Autor do Projeto de Lei, Marçal diz que é preciso ampliar ferramentas de combate à violência contra a mulher.(Foto: Luciana Nassar)

Os deputados estaduais aprovaram nesta terça-feira (05) em segunda e última votação, Projeto de Lei que suspende a posse e restringe o porte de arma de fogo aos homens que praticarem violência contra a mulher no Estado de Mato Grosso do Sul. De autoria do deputado Marçal Filho (PSDB), o projeto segue para ser sancionado pelo governador Reinaldo Azambuja

Conforme a Lei aprovada, em todos os casos de violência doméstica e familiar praticados contra a mulher, feito o registro da ocorrência, a polícia deverá verificar se o agressor possui registro de porte ou posse de arma de fogo.

Se for constatado o registro de arma de fogo em nome do agressor, a polícia deverá incluir tal informação que será remetido ao juiz, com o pedido da vítima para a concessão de medidas protetivas de urgência, especialmente, a suspensão da posse ou restrição do porte de arma.

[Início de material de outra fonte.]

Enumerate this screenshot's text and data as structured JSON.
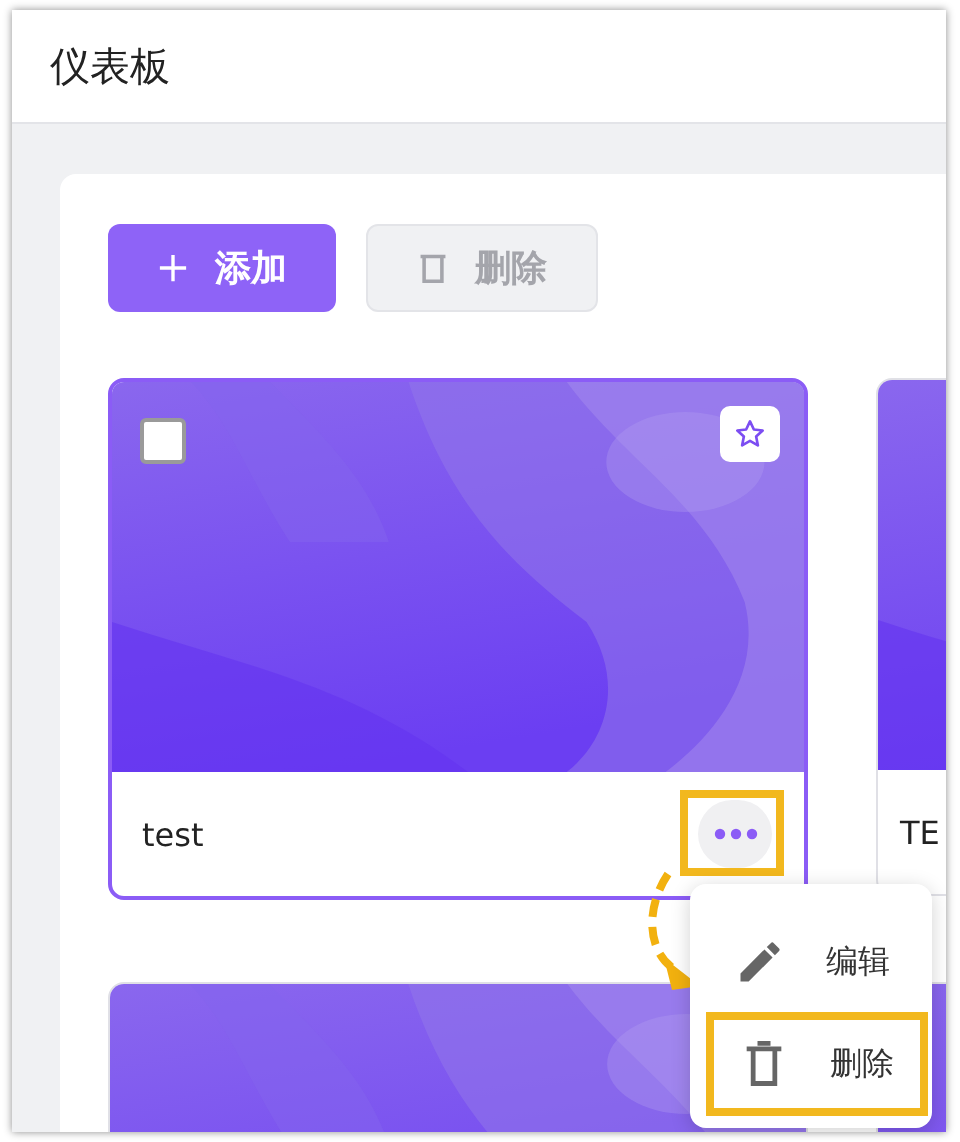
{
  "header": {
    "title": "仪表板"
  },
  "toolbar": {
    "buttons": [
      {
        "kind": "add",
        "label": "添加",
        "disabled": false
      },
      {
        "kind": "delete",
        "label": "删除",
        "disabled": true
      }
    ]
  },
  "cards": [
    {
      "title": "test",
      "hovered": true,
      "checked": false,
      "more_highlighted": true
    },
    {
      "title": "TE",
      "hovered": false
    },
    {
      "hovered": false
    },
    {
      "hovered": false
    }
  ],
  "menu": {
    "items": [
      {
        "kind": "edit",
        "label": "编辑",
        "highlighted": false
      },
      {
        "kind": "delete",
        "label": "删除",
        "highlighted": true
      }
    ]
  }
}
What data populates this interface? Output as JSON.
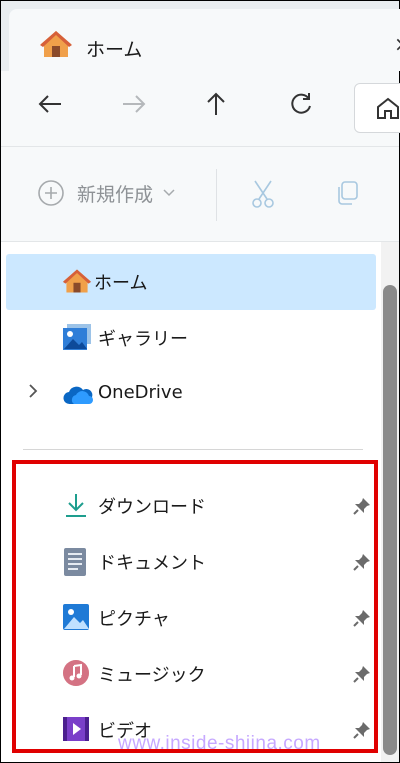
{
  "tab": {
    "title": "ホーム",
    "close_glyph": "×",
    "icon": "home-icon"
  },
  "nav": {
    "back_icon": "arrow-left-icon",
    "forward_icon": "arrow-right-icon",
    "up_icon": "arrow-up-icon",
    "refresh_icon": "refresh-icon"
  },
  "toolbar": {
    "new_label": "新規作成",
    "cut_icon": "scissors-icon",
    "copy_icon": "copy-icon"
  },
  "sidebar": {
    "top_items": [
      {
        "label": "ホーム",
        "icon": "home-icon",
        "selected": true
      },
      {
        "label": "ギャラリー",
        "icon": "gallery-icon",
        "selected": false
      },
      {
        "label": "OneDrive",
        "icon": "cloud-icon",
        "selected": false,
        "expandable": true
      }
    ],
    "pinned_items": [
      {
        "label": "ダウンロード",
        "icon": "download-icon",
        "pinned": true
      },
      {
        "label": "ドキュメント",
        "icon": "document-icon",
        "pinned": true
      },
      {
        "label": "ピクチャ",
        "icon": "picture-icon",
        "pinned": true
      },
      {
        "label": "ミュージック",
        "icon": "music-icon",
        "pinned": true
      },
      {
        "label": "ビデオ",
        "icon": "video-icon",
        "pinned": true
      }
    ]
  },
  "watermark": "www.inside-shiina.com",
  "colors": {
    "selection": "#cce8ff",
    "highlight_box": "#e00000",
    "accent": "#0078d4"
  }
}
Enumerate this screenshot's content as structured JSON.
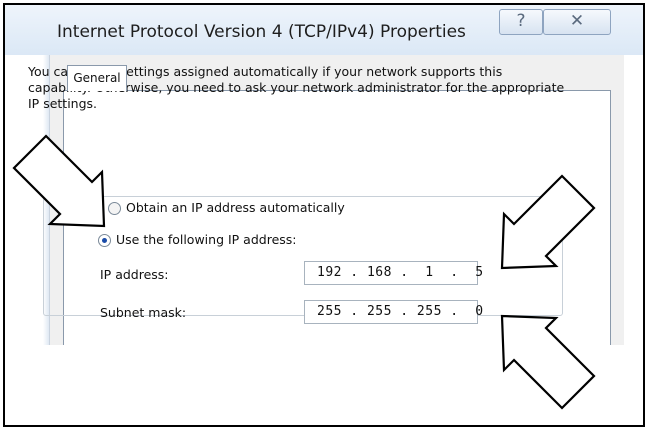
{
  "window": {
    "title": "Internet Protocol Version 4 (TCP/IPv4) Properties",
    "help_glyph": "?",
    "close_glyph": "✕"
  },
  "tabs": [
    {
      "label": "General",
      "selected": true
    }
  ],
  "description": "You can get IP settings assigned automatically if your network supports this capability. Otherwise, you need to ask your network administrator for the appropriate IP settings.",
  "options": {
    "auto": {
      "label": "Obtain an IP address automatically",
      "selected": false
    },
    "manual": {
      "label": "Use the following IP address:",
      "selected": true
    }
  },
  "fields": {
    "ip": {
      "label": "IP address:",
      "value": "192 . 168 .  1  .  5"
    },
    "subnet": {
      "label": "Subnet mask:",
      "value": "255 . 255 . 255 .  0"
    }
  },
  "annotation": {
    "arrow_color": "#000000",
    "arrow_fill": "#ffffff"
  }
}
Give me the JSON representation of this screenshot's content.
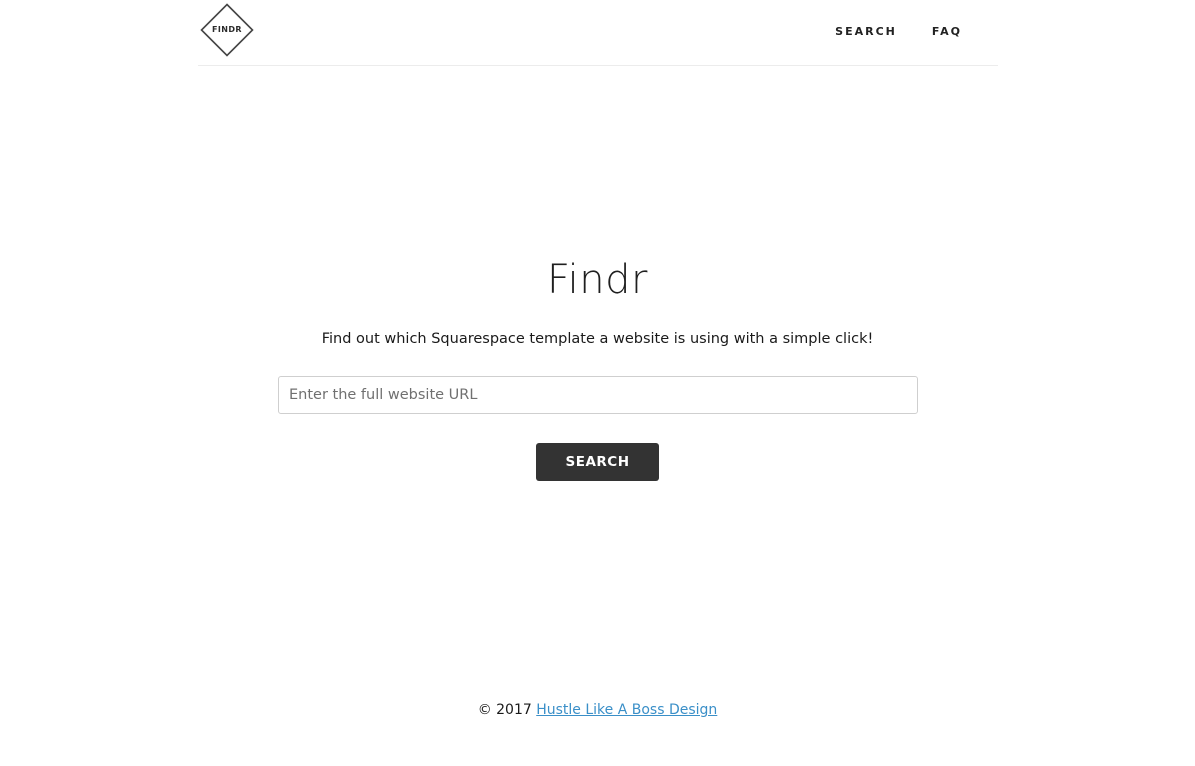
{
  "header": {
    "logo": {
      "text": "FINDR",
      "icon": "diamond-logo-icon"
    },
    "nav": [
      {
        "label": "SEARCH"
      },
      {
        "label": "FAQ"
      }
    ]
  },
  "hero": {
    "title": "Findr",
    "subtitle": "Find out which Squarespace template a website is using with a simple click!",
    "input": {
      "placeholder": "Enter the full website URL",
      "value": ""
    },
    "button_label": "SEARCH"
  },
  "footer": {
    "copyright": "© 2017",
    "link_text": "Hustle Like A Boss Design"
  },
  "colors": {
    "background": "#ffffff",
    "button": "#333333",
    "link": "#3a8fc8",
    "divider": "#ececec"
  }
}
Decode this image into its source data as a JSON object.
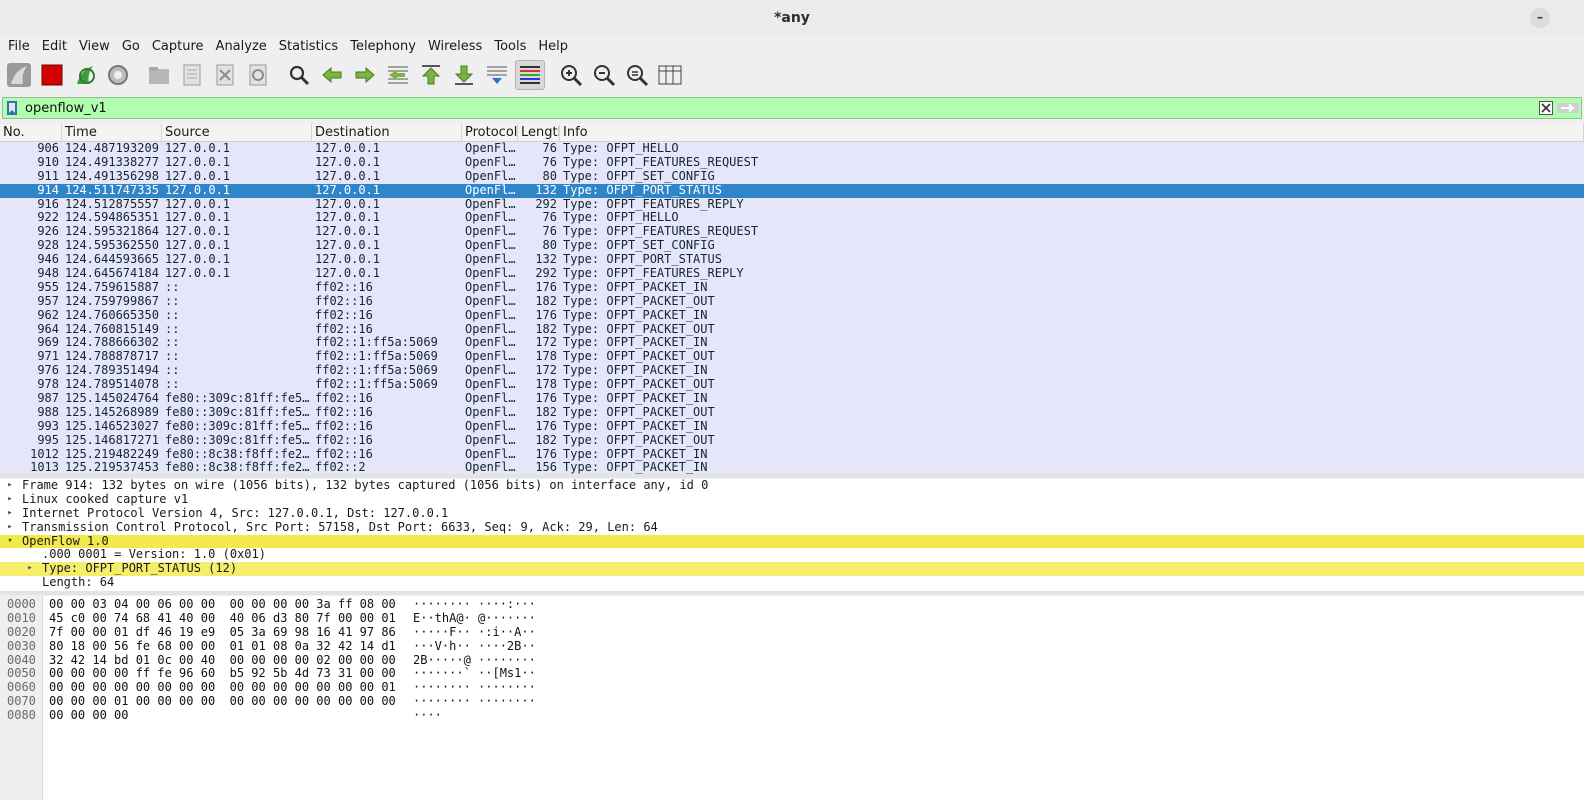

Para Marçal Filho, a lei será mais uma ferramenta de combate à violência contra a mulher. “Muito já se avançou no que se refere à punição de agressores de mulheres, através da Lei Maria da Penha e dos mais variados esforços realizados pela sociedade civil organizada pelo Poder Público. Porém, o expressivo número de casos de violência contra a mulher registrados em todas as regiões do estado, demonstra que é preciso reagir ainda mais, com ações efetivas que inibam essas agressões”, justificou o deputado.

Conforme o Atlas da Violência 2019, cada vez mais a mulher corre risco de morte dentro de casa do que nas ruas. Estatísticas mostram que, no País, a morte violenta intencional de mulheres no ambiente doméstico cresceu 17% em cinco anos, enquanto o assassinato diminuiu 3% nas ruas.

Coordenador da Frente Parlamentar em Defesa da Mulher na Assembleia Legislativa, Marçal Filho já tem leis aprovadas em favor não só das mulheres, como também da família, como a Lei já sancionada pelo governador Reinaldo que estabelece prioridade de matrícula nos estabelecimentos de ensino de Mato Grosso do Sul para filhos de mulheres vítimas de violência doméstica. No mês passado o deputado apresentou Projeto de Lei que obriga os condomínios residenciais e comerciais a comunicar os órgãos de segurança pública quando houver em seu interior a ocorrência ou indícios de ocorrência de violência doméstica e familiar contra mulheres, crianças, adolescentes ou idosos.